Şimdi, bu gecelik son bir şey daha var. Senle, o hikâyelerin içinde, bir yerlerde de olsa, yeniden karşılaşma umudumu, her daim saklı tutuyorum. Lakin hayaller, gerçekler içinde pek bir can yakabiliyorlar bazen. Her ne olursa olsun, muhtevası masumiyetle ve aleladelikle ne kadar mukavemet kazanırsa kazansın, hayallerin, rüyaların ait olduğu yer gecelerdir çünkü. Gündüzün nasıl sinir bozabiliyorsa karanlık, hayallerin içinde de öyle asap bozuyor gerçekler, kabul. Fakat asıl sinir bozan, geceleyin, türlü nesnelerin üzerine düşen belli belirsiz ışıklar. Onlar nesnelerin olduklarından da farklı görünmelerine, asıllarından farklı siluetlere bürünmelerine neden oluyor. Böyle olduklarından daha da korkutucular. Benim de meselem bu. Benim meselem...

***

Başım önde dinliyordum. Son birkaç kelimeyi mütemadi bir sessizliğin takip ettiğini fark ettim. Daktilo sesi kesilmişti. Yalnız içerideki müzik hala kapının aralığından sızmaya devam ediyordu. Toparlandım; yazmayı kestikten sonra odayı da terk edeceğini düşündüm, ayaklandım ve kendi odama doğru yürüdüm. Bodrum katındaki evin tavana yakın pencerelerinden, süreksiz biçimde, adeta insanı illet etmeye ant içmiş gibi, yoldan geçen kamyonların, otomobillerin farları sızıyordu. Bilincim yerindeydi; ne var ki, köşeyi aniden dönen bir taksinin saçtığı ışıklar apansız daldı odaya. Holün kabarmış, bozulmuş duvar kağıtlarındaki çiçekleri canlandırdığını dahi gördüm bu haleldar karanlıkta. Adımlarımı sıklaştırdım, bir an evvel yatağa varabilmek için. Odaya girdim. Bıraktığım yerde kıvrılmış duruyordu, ağzında yine lanet sigarası.
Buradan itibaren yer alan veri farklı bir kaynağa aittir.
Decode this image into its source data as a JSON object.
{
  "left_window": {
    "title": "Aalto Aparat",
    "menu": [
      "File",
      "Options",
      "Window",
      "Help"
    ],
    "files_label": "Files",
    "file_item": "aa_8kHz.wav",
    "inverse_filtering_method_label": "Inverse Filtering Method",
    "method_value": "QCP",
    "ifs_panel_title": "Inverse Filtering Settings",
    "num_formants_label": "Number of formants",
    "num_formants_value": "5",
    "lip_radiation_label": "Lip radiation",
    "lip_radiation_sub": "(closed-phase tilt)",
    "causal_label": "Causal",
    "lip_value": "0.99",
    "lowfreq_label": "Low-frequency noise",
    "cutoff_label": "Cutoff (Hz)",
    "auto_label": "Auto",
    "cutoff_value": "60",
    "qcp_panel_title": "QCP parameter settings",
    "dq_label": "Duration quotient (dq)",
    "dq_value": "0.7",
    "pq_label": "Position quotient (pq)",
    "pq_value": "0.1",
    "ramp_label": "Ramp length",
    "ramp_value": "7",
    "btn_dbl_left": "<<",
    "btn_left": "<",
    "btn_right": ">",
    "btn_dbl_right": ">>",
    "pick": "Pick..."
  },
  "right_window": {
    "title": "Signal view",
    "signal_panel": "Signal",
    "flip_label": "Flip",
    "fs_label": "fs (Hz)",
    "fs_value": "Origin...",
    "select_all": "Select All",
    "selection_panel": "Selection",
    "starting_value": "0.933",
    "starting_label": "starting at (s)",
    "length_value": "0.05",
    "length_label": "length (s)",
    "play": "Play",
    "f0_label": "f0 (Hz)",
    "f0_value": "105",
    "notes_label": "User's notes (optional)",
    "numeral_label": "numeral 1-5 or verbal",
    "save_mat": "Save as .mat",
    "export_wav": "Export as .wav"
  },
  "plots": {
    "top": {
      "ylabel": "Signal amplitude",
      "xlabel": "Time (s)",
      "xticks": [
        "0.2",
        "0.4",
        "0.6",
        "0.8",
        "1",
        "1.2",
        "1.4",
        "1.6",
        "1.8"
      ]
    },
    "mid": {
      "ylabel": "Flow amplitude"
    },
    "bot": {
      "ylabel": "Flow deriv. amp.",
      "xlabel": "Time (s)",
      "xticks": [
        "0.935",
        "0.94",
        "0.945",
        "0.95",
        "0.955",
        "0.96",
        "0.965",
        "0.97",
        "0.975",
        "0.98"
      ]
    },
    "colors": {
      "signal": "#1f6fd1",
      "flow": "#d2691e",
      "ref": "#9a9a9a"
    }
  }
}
Laf etmedim, yalnızca, gözlerimi, sanki ben orda değilmişim gibi özgürce odada gezindiren bakışlarına kilitleyip durdum. Ne onlarda bir canlılık belirtisi, ne nefes alıp verişinde, eşyaya, nesnelere dokunuşunda bir seda vardı. Yatağa uzandım. İzledim. Gözlerimi ayırmadım hiç. Onu, eteğinin zemine serilişini ve gölgelerini, yine eteğin bir köşesinden odadaki kasvete firar etmiş ince, biçimli ayak bileğini, sigara tutan parmaklarındaki alışılmadık edaları ve başını arkaya yaslamasıyla siyah saçlarının duvara olan hassas temasını izledim. Göz kapaklarım ağırlaştıkça daha da güzelleşmeye başladı ak sureti. Karanlıkta teni pırıldıyor, bastıran uykuyla odanın pis havasına doğru genişliyordu yavaşça; tarifi mümkün değildi.

Gözlerimi kapayıp onu düşündüm uzunca. Bir başkaydı o. Terlemeye başlamıştım yine. Kollarımı yorgandan çıkarıp aşağı saldım. Hala oradaydı, tüm kifayetsizliğiyle. O güzel, benzersiz, adeta bir melike, bir periydi ve ne yalan söylemeli o haliyle de en çok yok gibiydi.